I think schools make kids believe that learning is hard and boring. Then they grow up with a disproportionate idea of how hard it is to learn certain things. It is unfortunate because children are natural learners.

Certainly. Part of the problem is that children are forced to learn things they have no inclination or interest for and get good grades if possible. This ruins the whole experience of schooling. There are some (very few) unschooling 'schools' were children are allowed to study whatever they want or nothing at all. It's been shown that children will eventually find what speaks to them and learn, hopefully something they'll actually use later in life.

Yes, I agree. I think they fill children's heads with a lot of uninteresting and unnecessary information. And they are too young to handle it. I think they are not so much interested in the children learning as they are in getting them used to a working environment.

In a sense I think the focus is more on getting good grades and/or getting a degree, rather than truly learning. And then, contradictorily, there is the fallacy that only those who studied in formal institutions are the ones who know.

I think that the problems of the educational system, for those who propose to count them, are far too many.

"I became more and more convinced he doesn’t have a point."

I consistently dropped my GPA by forthrightly stating such arguments in my coursework and pointing out when the curriculum was insuperable. This was why I eventually have been unable to comply with institutionalization, because I will not parrot drivel trickling down through the hierarchy like corporate drones will, and this gets me booted sooner or later, while keeping me miserable while I hang on. This is why I'm an autodidact, and didn't last long in government employment when I managed to get hired on despite my lack of a degree.
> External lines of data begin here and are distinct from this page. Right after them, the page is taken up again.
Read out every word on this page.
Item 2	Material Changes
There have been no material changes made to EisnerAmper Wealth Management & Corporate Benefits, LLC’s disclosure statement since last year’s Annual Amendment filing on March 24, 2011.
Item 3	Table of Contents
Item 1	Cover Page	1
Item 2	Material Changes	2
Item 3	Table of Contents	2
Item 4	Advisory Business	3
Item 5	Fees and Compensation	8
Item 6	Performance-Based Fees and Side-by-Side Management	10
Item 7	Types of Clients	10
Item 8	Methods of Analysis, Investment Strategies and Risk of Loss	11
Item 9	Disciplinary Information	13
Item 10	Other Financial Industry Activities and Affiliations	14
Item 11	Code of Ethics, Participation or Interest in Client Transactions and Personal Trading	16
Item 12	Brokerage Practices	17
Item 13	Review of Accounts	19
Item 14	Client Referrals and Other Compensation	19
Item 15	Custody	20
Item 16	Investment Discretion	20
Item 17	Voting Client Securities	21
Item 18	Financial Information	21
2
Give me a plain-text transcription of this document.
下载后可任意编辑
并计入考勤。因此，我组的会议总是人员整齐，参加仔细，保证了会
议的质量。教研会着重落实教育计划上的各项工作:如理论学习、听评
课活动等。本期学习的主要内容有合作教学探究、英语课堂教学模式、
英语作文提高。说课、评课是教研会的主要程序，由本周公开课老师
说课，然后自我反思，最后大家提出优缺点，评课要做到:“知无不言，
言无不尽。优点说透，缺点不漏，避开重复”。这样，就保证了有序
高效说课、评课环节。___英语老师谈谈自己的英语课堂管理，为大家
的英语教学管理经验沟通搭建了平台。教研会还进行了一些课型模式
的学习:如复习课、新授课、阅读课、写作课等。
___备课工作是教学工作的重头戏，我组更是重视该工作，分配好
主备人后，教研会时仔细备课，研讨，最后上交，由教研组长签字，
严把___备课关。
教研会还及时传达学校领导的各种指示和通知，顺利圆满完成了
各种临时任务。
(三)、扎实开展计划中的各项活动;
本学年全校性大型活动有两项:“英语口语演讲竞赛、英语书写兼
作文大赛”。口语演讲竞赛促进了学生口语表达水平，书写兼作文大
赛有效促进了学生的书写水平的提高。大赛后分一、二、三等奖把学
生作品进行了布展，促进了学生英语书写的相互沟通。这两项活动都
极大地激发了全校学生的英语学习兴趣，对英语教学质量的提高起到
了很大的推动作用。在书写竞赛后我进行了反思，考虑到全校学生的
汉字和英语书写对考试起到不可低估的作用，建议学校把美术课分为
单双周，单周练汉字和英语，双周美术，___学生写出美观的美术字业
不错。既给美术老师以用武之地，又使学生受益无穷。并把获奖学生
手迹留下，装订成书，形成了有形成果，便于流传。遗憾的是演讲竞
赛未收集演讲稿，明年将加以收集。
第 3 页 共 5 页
"School-children don’t have the luxury of saying “F**k this! I am not going to another chemistry lesson ever again”."

I managed to hang on through High School by ignoring that kind of crap and just reading scifi books during classes I couldn't sleep through. I read the entire scifi section in the school library by graduation, and still barely made it. However, by that gambit I preserved my intellectual curiosity from the mind-numbing assault of social science lectures, and became able to self educate as need arose. This is why I unschooled my kids by putting hammers in their hands on construction jobs, because by that means they learned why things are done the way they are, and how to actively learn to get things done, which has served them well ever since.

Thanks!

No way you could have read a book in my school... I guess the rooms were too small. But I used to do that in college, during classes I found boring.

I would prop up my textbook on the desk, and hide the pulp fiction behind it from the teacher. The textbook wouldn't hide me when I was sleepy, however.

I always managed to get good grades but had a love/hate relationship with school. Public schools here in America, and even a lot of universities, don't challenge the students nearly enough and I found myself bored more often than not. As an adult I've loved self-directed learning. I've taken some in-class courses but mostly have continued my education online. The Masterclass series of courses have been especially helpful to me. I remember those old days though. I often felt more like an inmate than I did a student. Except for a few really exceptional teachers my entire K-12 education was such a huge waste of time.